Personen, die über die genannten Eigenschaften verfügen, kommen selbst in unseren Kreisen nicht besonders häufig vor. Dem Vernehmen nach hatte sich seit Colmar-Berg in einer Art von basisdemokratischem Prozess ein Kandidatenvorschlag herauskristallisiert. Allem Anschein nach stieß dieser freilich nicht auf Gegenliebe bei der GL-Leitung, was zwangsläufig das Aus für die besagte Initiative bedeutet, denn: Ein entsprechender Personalvorschlag muss dem Vorstand unterbreitet und diesem empfohlen werden, und wenn der GL-Leitung etwas nicht gefällt, dann gibt es natürlich auch keine Empfehlung. Aus diesem Grunde sucht momentan die Leitung selbst nach geeigneten Kandidaten und wird diese dem Vorstand präsentieren. Dagegen gibt es natürlich nichts einzuwenden, ganz im Gegenteil gehört es geradezu zu den Aufgaben jeder Führung, auch die die eigne Nachfolge zu regeln; aber wie das geschieht, ist im vorliegenden Fall durchaus diskussionswürdig. Denn vieles spricht dafür, dass alles so bleibt wie gehabt; stets ist in der Vergangenheit nach dem Prinzip verfahren worden, dass die Leitung und der Vorstand die Dinge letztlich unter sich ausmachen, gewiss nachdem sie mit geeignet erscheinenden Kandidaten Fühlung aufgenommen und vielleicht mit einigen Fahrern aus der Szene die Respektabilität der ausgeguckten Personen diskutiert haben, aber ohne die Basis entscheiden oder angemessen mitreden zu lassen. Eine gewisse Kontinuität ist dabei insofern garantiert, als der Vorstand, vom Präsidenten abgesehen, seit Jahren von stets denselben Kern-Personen gebildet wird; ein personeller Wechsel, wie er andernorts die Regel und erwünscht ist, findet also nicht statt - aber das ist hier nicht der Punkt. Der Punkt ist, ob jemals in der Leitung daran gedacht wurde, evtl. alternative Personalvorschläge in einer Fahrerbesprechung (an der die Teilnahme doch jeweils Pflicht ist) zur Abstimmung zu stellen und damit die Basis echt zu beteiligen? Und ihr nicht nur wie das Kaninchen aus dem Hut die neue Leitung zu präsentieren, wie es bislang die Regel war.

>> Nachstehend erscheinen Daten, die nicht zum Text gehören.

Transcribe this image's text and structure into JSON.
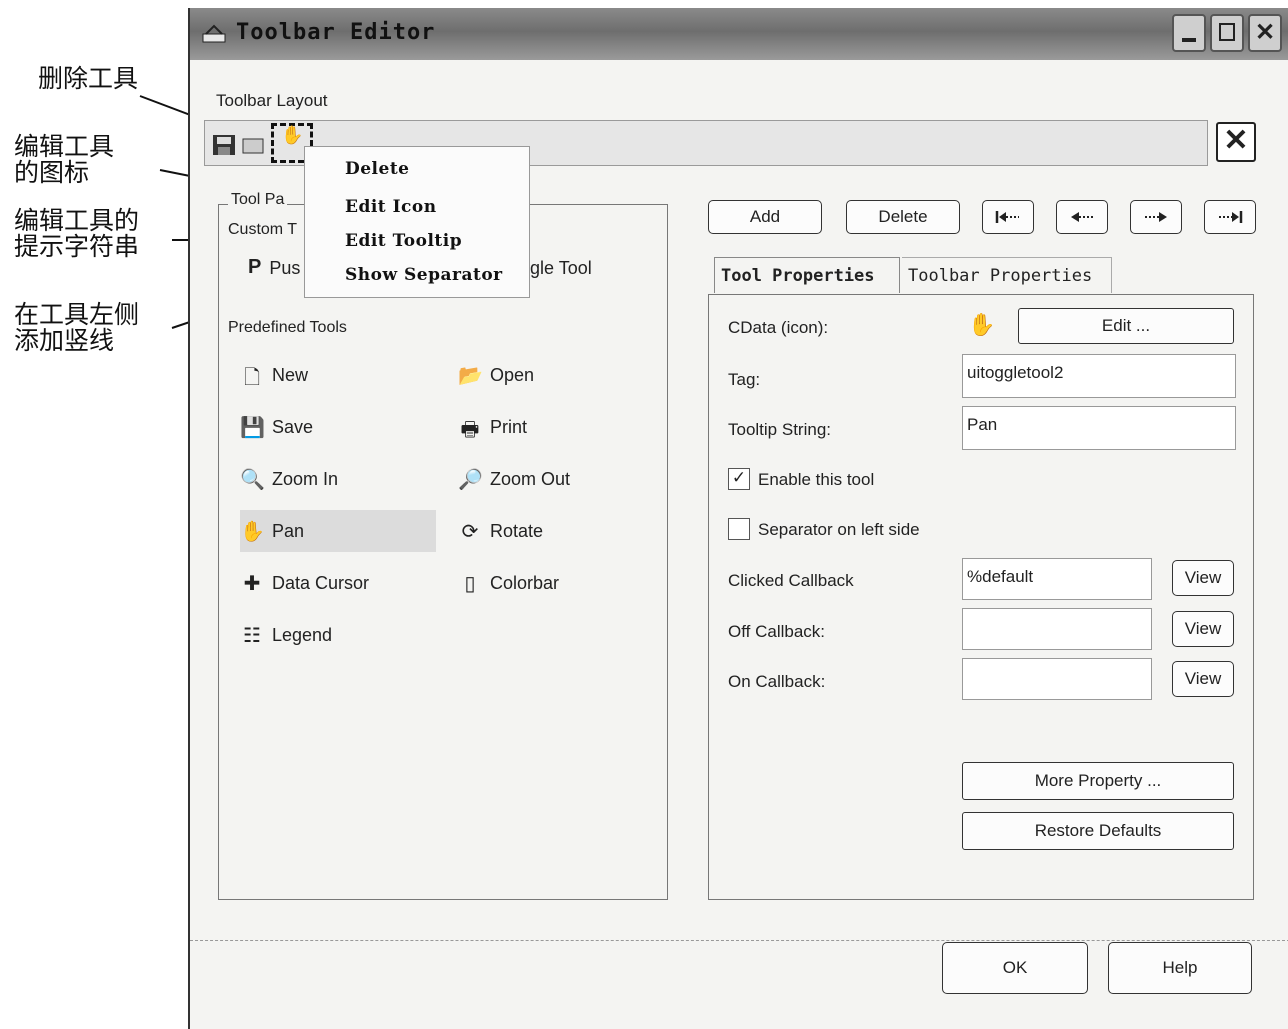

Wie dem auch sei: Die zukünftige Leitung unserer Szene muss die Struktur und Funktionalität unserer Szene vorrangig erhalten und pflegen, darüber hinaus das System weiterentwickeln gemäß der sich ändernden Gegebenheiten. Bei der Weiterentwicklung ist unter anderem an die Einführung zusätzlicher Serien zu denken, worüber eingehender diskutiert werden muss. Wünschbar ist zudem eine gewisse Integration mit dem Geschehen in den neuen Bundesländern; momentan sprechen die Freunde und Kollegen im Osten unseres Landes von der DHM als einer „Westdeutschen Meisterschaft“ - nachvollziehbar, wenn man sich vergegenwärtigt, dass mit dem Nürburgring, Metz, Colmar-Berg und Dahlemer Binz nicht weniger als vier Strecken weit im Westen unseres Landes oder gar jenseits von dessen Grenze liegen, was für Fahrer aus dem Osten eine fast unzumutbare Entfernung bedeutet. Nur wenig besser ist es um die geografische Lage von Hockenheim und Schotten bestellt. Allein Oschersleben ist „zentral“. Das verlangt ein Nachdenken über neue Strecken, im weiteren aber auch über Maßnahmen, mit denen man die Hürde der langen Anreisen kompensieren könnte. Aber die langen Wege sind nicht allein ein Hindernis, denn dann hätten in OSL sehr viel mehr Fahrer aus den neuen Bundesländern am Start sein müssen.
Man darf gespannt sein, auf welche Weise über welche Personen und welche zukünftigen Aufgaben in Schotten diskutiert wird. „Schaun mer mal…“, würde der „Kaiser“ einmal mehr gesagt haben.